Study Shows Climate Change Could Raise Risk of Food Shortage in Many Countries

A new study suggests extremes in weather due to climate change could increase the risk of food shortages in a number of countries.

The study, led by the University of Exeter, analyzed how climate change could impact the vulnerability of various countries to food insecurity - when people lack access to a satisfactory quantity of reasonably priced, nutritious food.

Researchers examined the difference between global warming of 1.5 °C and 2 °C (compared to pre-industrial levels) and discovered that - regardless of increased vulnerability to food insecurity in both situations - the effects would be worse for a majority of countries at 2 °C.

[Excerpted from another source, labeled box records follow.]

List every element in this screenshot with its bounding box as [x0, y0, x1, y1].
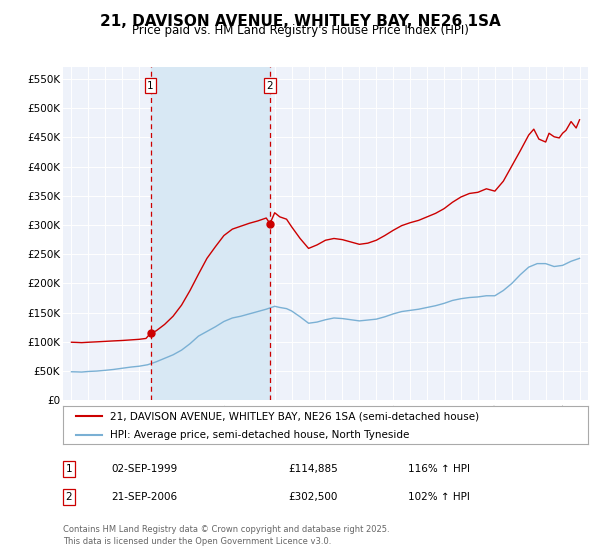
Text: 21, DAVISON AVENUE, WHITLEY BAY, NE26 1SA: 21, DAVISON AVENUE, WHITLEY BAY, NE26 1S… — [100, 14, 500, 29]
Text: £302,500: £302,500 — [288, 492, 337, 502]
Text: 21, DAVISON AVENUE, WHITLEY BAY, NE26 1SA (semi-detached house): 21, DAVISON AVENUE, WHITLEY BAY, NE26 1S… — [110, 411, 479, 421]
Text: Contains HM Land Registry data © Crown copyright and database right 2025.
This d: Contains HM Land Registry data © Crown c… — [63, 525, 389, 546]
Text: 2: 2 — [266, 81, 273, 91]
Text: 102% ↑ HPI: 102% ↑ HPI — [408, 492, 470, 502]
Text: 1: 1 — [65, 464, 73, 474]
Text: 1: 1 — [147, 81, 154, 91]
Text: 02-SEP-1999: 02-SEP-1999 — [111, 464, 177, 474]
Text: 2: 2 — [65, 492, 73, 502]
Text: 21-SEP-2006: 21-SEP-2006 — [111, 492, 177, 502]
Text: 116% ↑ HPI: 116% ↑ HPI — [408, 464, 470, 474]
Text: £114,885: £114,885 — [288, 464, 338, 474]
Text: Price paid vs. HM Land Registry's House Price Index (HPI): Price paid vs. HM Land Registry's House … — [131, 24, 469, 37]
Bar — [151, 67, 270, 400]
Text: HPI: Average price, semi-detached house, North Tyneside: HPI: Average price, semi-detached house,… — [110, 430, 410, 440]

The research studied 122 developing and least-developed countries, typically in Asia, South America, and Africa.

Climate change is expected to lead to more extremes of both heavy rainfall and drought, with different effects in different parts of the world. Such weather extremes can increase vulnerability to food insecurity.

Some change is already unavoidable, but if global warming is limited to 1.5 °C, this vulnerability is projected to remain smaller than at 2 °C in approximately 76% of developing countries.

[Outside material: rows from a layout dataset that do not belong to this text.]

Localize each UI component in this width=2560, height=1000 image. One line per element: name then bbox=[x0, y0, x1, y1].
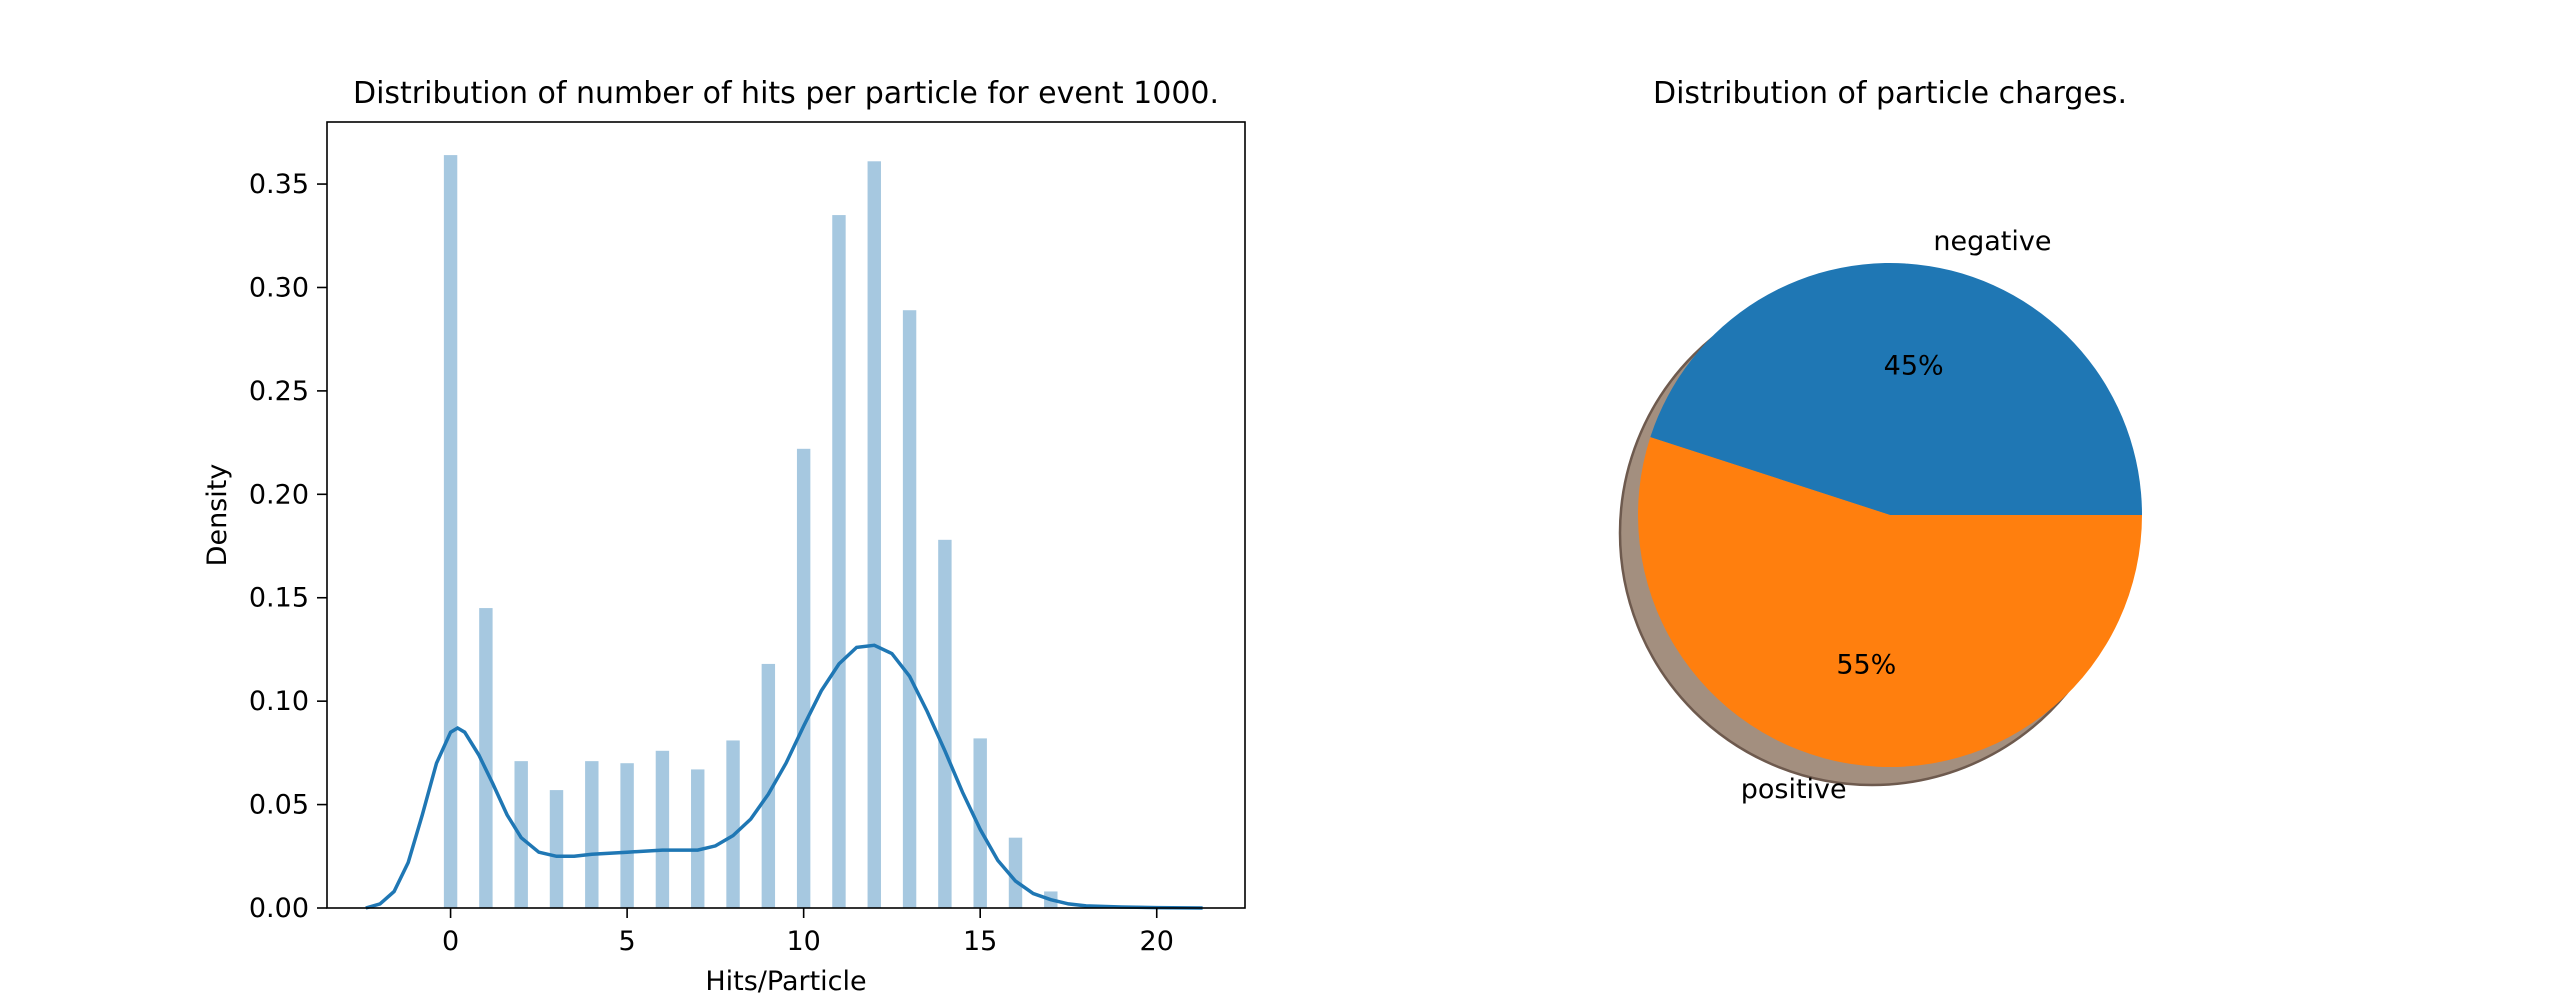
pie-percent-negative: 45% bbox=[1884, 351, 1944, 382]
histogram-bar bbox=[902, 310, 917, 908]
pie-title: Distribution of particle charges. bbox=[1653, 76, 2127, 111]
histogram-y-label: Density bbox=[202, 464, 233, 567]
y-tick-label: 0.05 bbox=[249, 790, 309, 821]
histogram-bar bbox=[867, 161, 881, 909]
y-tick-label: 0.20 bbox=[249, 479, 309, 510]
pie-slice-negative bbox=[1650, 262, 2142, 515]
histogram-title: Distribution of number of hits per parti… bbox=[353, 76, 1219, 111]
pie-slices bbox=[1638, 262, 2142, 767]
histogram-bar bbox=[479, 608, 493, 908]
pie-label-positive: positive bbox=[1741, 774, 1847, 805]
histogram-axes-frame bbox=[326, 121, 1246, 909]
histogram-bar bbox=[585, 761, 599, 908]
x-tick-label: 15 bbox=[963, 926, 997, 957]
x-tick-label: 5 bbox=[619, 926, 636, 957]
y-tick-label: 0.15 bbox=[249, 583, 309, 614]
y-tick-label: 0.00 bbox=[249, 893, 309, 924]
histogram-y-ticks: 0.00 0.05 0.10 0.15 0.20 0.25 0.30 0.35 bbox=[249, 169, 327, 924]
histogram-bar bbox=[691, 769, 705, 908]
y-tick-label: 0.10 bbox=[249, 686, 309, 717]
histogram-bar bbox=[443, 155, 458, 909]
histogram-x-label: Hits/Particle bbox=[705, 966, 866, 997]
histogram-bar bbox=[655, 750, 670, 908]
histogram-x-ticks: 0 5 10 15 20 bbox=[442, 908, 1174, 957]
pie-label-negative: negative bbox=[1933, 226, 2051, 257]
x-tick-label: 20 bbox=[1140, 926, 1174, 957]
histogram-bar bbox=[726, 740, 740, 908]
pie-slice-positive bbox=[1638, 437, 2142, 767]
kde-curve bbox=[365, 643, 1203, 910]
histogram-bar bbox=[549, 790, 564, 908]
x-tick-label: 0 bbox=[442, 926, 459, 957]
histogram-bar bbox=[620, 763, 634, 908]
y-tick-label: 0.30 bbox=[249, 272, 309, 303]
histogram-bar bbox=[832, 215, 846, 908]
histogram-bars bbox=[443, 155, 1058, 909]
histogram-bar bbox=[938, 539, 952, 908]
histogram-bar bbox=[1008, 837, 1023, 908]
histogram-bar bbox=[973, 738, 987, 908]
y-tick-label: 0.35 bbox=[249, 169, 309, 200]
x-tick-label: 10 bbox=[786, 926, 820, 957]
y-tick-label: 0.25 bbox=[249, 376, 309, 407]
pie-labels: negative 45% positive 55% bbox=[1741, 226, 2052, 805]
histogram-chart: Distribution of number of hits per parti… bbox=[202, 76, 1246, 997]
histogram-bar bbox=[761, 663, 776, 908]
pie-chart: Distribution of particle charges. negati… bbox=[1618, 76, 2142, 805]
histogram-bar bbox=[796, 448, 811, 908]
pie-percent-positive: 55% bbox=[1836, 649, 1896, 680]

Professor Richard Betts, Chair in Climate Impacts - University of Exeter

Warming is anticipated to cause wetter conditions on average - with floods putting food production in jeopardy - but agriculture could also be harmed by more recurrent and lengthy periods of droughts in some areas.

Wetter conditions are anticipated to have the biggest influence in South and East Asia, with the most extreme projections proposing the flow of the River Ganges could more than double at 2 °C global warming.

The areas worst impacted by droughts are projected to be South America where flows in the Amazon are projected to decline by up to 25% and southern Africa.

The researchers scrutinized projected variations in weather extremes and their implications for freshwater availability and vulnerability to food insecurity.

The team included researchers from the Met Office, the Technical University of Crete, the European Commission, Cranfield University, and the Rossby Centre in Sweden.

The paper, published in a special issue of the journal Philosophical Transactions of the Royal Society A, is titled: "Changes in climate extremes, freshwater availability and vulnerability to food insecurity projected at 1.5 °C and 2 °C global warming with a higher-resolution global climate model."